Thank you. I too love the tiled decorations, have seen two here in Norfolk so far (and one in Southwold/Suffolk with many of the tiles having fallen off).


----------



## banshee (May 12, 2011)

not seen gravestones with coloured tile inlays before.great carvings too


----------



## smiler (May 13, 2011)

Another nice one HF, the boat memorial was exceptional, Thanks for Sharing.


----------



## Foxylady (May 15, 2011)

banshee said:


> not seen gravestones with coloured tile inlays before.great carvings too


Me neither, apart from the ones in your cemetery reports, H. I was wondering if it's something specific to your area. They really are a delight.

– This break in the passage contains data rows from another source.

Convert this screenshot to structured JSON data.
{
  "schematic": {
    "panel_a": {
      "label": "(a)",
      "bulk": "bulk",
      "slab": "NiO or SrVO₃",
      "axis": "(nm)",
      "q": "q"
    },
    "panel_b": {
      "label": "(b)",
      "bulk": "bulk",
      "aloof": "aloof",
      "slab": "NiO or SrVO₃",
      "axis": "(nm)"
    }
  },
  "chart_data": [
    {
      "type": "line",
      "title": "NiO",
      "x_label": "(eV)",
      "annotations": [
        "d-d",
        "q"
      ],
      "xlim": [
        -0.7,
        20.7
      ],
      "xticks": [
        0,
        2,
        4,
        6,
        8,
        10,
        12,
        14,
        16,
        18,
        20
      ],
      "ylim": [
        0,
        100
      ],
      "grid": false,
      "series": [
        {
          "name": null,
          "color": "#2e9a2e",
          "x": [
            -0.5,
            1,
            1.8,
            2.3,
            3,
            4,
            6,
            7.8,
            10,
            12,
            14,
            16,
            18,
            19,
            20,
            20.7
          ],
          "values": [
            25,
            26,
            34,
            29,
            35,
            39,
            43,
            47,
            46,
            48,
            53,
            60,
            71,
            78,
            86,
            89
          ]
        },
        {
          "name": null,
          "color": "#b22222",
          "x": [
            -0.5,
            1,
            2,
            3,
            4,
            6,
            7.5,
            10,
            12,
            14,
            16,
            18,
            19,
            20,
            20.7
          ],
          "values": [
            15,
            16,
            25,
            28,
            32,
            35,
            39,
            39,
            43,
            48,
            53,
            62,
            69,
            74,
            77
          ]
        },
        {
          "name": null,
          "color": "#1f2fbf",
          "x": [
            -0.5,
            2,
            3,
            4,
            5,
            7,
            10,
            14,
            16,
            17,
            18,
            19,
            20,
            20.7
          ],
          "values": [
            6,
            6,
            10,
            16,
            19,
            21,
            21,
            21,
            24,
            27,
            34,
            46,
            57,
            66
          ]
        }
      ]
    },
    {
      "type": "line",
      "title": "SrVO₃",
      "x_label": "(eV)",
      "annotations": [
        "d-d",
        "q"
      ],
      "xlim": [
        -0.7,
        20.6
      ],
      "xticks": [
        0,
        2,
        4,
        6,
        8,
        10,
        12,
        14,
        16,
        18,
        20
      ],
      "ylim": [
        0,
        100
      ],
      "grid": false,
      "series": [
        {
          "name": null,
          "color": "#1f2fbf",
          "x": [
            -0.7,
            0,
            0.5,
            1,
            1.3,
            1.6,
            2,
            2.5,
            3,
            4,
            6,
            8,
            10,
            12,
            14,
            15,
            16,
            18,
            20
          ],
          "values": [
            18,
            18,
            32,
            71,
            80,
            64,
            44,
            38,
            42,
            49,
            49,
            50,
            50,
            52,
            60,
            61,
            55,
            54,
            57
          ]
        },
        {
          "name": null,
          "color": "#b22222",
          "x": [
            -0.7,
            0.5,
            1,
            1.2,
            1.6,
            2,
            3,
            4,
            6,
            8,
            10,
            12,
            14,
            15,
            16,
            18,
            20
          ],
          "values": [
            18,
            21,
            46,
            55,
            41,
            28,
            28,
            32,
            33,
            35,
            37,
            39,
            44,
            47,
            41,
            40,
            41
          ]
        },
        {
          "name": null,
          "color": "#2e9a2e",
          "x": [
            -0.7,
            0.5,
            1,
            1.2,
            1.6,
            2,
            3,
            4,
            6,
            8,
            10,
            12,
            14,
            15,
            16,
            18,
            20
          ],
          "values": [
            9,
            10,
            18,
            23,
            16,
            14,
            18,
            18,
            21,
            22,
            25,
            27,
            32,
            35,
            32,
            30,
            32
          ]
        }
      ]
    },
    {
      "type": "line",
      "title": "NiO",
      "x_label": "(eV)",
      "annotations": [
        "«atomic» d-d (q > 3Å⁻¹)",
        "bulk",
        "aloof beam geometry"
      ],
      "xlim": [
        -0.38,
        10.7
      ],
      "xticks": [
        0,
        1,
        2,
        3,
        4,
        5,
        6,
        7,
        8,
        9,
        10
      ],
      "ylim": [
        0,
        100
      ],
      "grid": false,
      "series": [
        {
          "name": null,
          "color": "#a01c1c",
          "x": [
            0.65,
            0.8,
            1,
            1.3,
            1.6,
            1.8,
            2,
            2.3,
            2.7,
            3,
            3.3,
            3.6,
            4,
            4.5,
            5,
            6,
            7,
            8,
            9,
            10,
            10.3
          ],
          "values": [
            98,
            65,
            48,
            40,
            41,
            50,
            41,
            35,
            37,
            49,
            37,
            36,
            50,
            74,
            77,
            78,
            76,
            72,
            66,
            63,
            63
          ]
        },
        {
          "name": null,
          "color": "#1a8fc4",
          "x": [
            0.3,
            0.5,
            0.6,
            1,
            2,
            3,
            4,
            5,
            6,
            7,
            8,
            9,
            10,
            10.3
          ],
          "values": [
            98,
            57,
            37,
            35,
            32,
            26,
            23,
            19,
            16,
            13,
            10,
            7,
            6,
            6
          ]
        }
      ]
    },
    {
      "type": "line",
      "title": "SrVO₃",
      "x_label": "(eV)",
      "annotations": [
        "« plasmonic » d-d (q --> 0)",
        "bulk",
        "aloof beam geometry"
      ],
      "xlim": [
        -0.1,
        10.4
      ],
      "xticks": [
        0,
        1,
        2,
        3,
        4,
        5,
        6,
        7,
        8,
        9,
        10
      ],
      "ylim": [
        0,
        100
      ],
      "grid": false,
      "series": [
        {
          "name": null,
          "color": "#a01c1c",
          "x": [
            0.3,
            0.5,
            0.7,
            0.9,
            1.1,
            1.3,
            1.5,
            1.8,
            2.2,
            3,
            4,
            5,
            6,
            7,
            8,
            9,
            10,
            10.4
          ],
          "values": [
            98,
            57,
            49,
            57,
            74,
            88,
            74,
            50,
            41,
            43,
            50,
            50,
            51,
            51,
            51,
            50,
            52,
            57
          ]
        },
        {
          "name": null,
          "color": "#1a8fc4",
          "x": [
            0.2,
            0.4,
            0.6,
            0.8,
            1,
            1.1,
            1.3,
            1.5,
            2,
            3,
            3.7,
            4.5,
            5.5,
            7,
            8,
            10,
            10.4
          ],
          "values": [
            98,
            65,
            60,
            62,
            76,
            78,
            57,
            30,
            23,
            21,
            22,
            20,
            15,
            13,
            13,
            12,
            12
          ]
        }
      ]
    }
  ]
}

A lot of the old cemeteries and churchyards in this area have had headstones removed and lined in rows along the edges, or just leant against the walls. I must say I find some of your pics showing headstones made into steps and paths to be particularly disturbing. I know that many are walked on inside old churches where they've been inlaid into the aisle floors, but the outdoors ones feel more wrong somehow...illogically so, probably.

Really enjoyed seeing so many lovely features. The wrought iron railing and boat-shaped memorial are wonderful.


----------



## hamishsfriend (May 16, 2011)

Foxylady said:


> I was wondering if it's something specific to your area.



Hmmmm, interesting, I really don't know. 



> I must say I find some of your pics showing headstones made into steps and paths to be particularly disturbing. I know that many are walked on inside old churches where they've been inlaid into the aisle floors, but the outdoors ones feel more wrong somehow...illogically so, probably.



The ledger slabs laid on the floors within churches were put there with everyone knowing full well that they would be walked on, seemingly people did not mind. I think it is something else entirely, though, to remove grave markers in churchyards. It does not really matter if they are lined up elswhere to form tidy rows, or if they are lined up against or integrated into a churchyard wall, or used for paving or for other purposes - fact is that once removed, they no longer serve their original purpose, which is to mark the graves of people buried in these churchyards. Remove the headstone and there is no longer any indication of where a grave was located. And this, I think, is wrong. 



> Really enjoyed seeing so many lovely features. The wrought iron railing and boat-shaped memorial are wonderful.



Thank you very much for your nice comments.


----------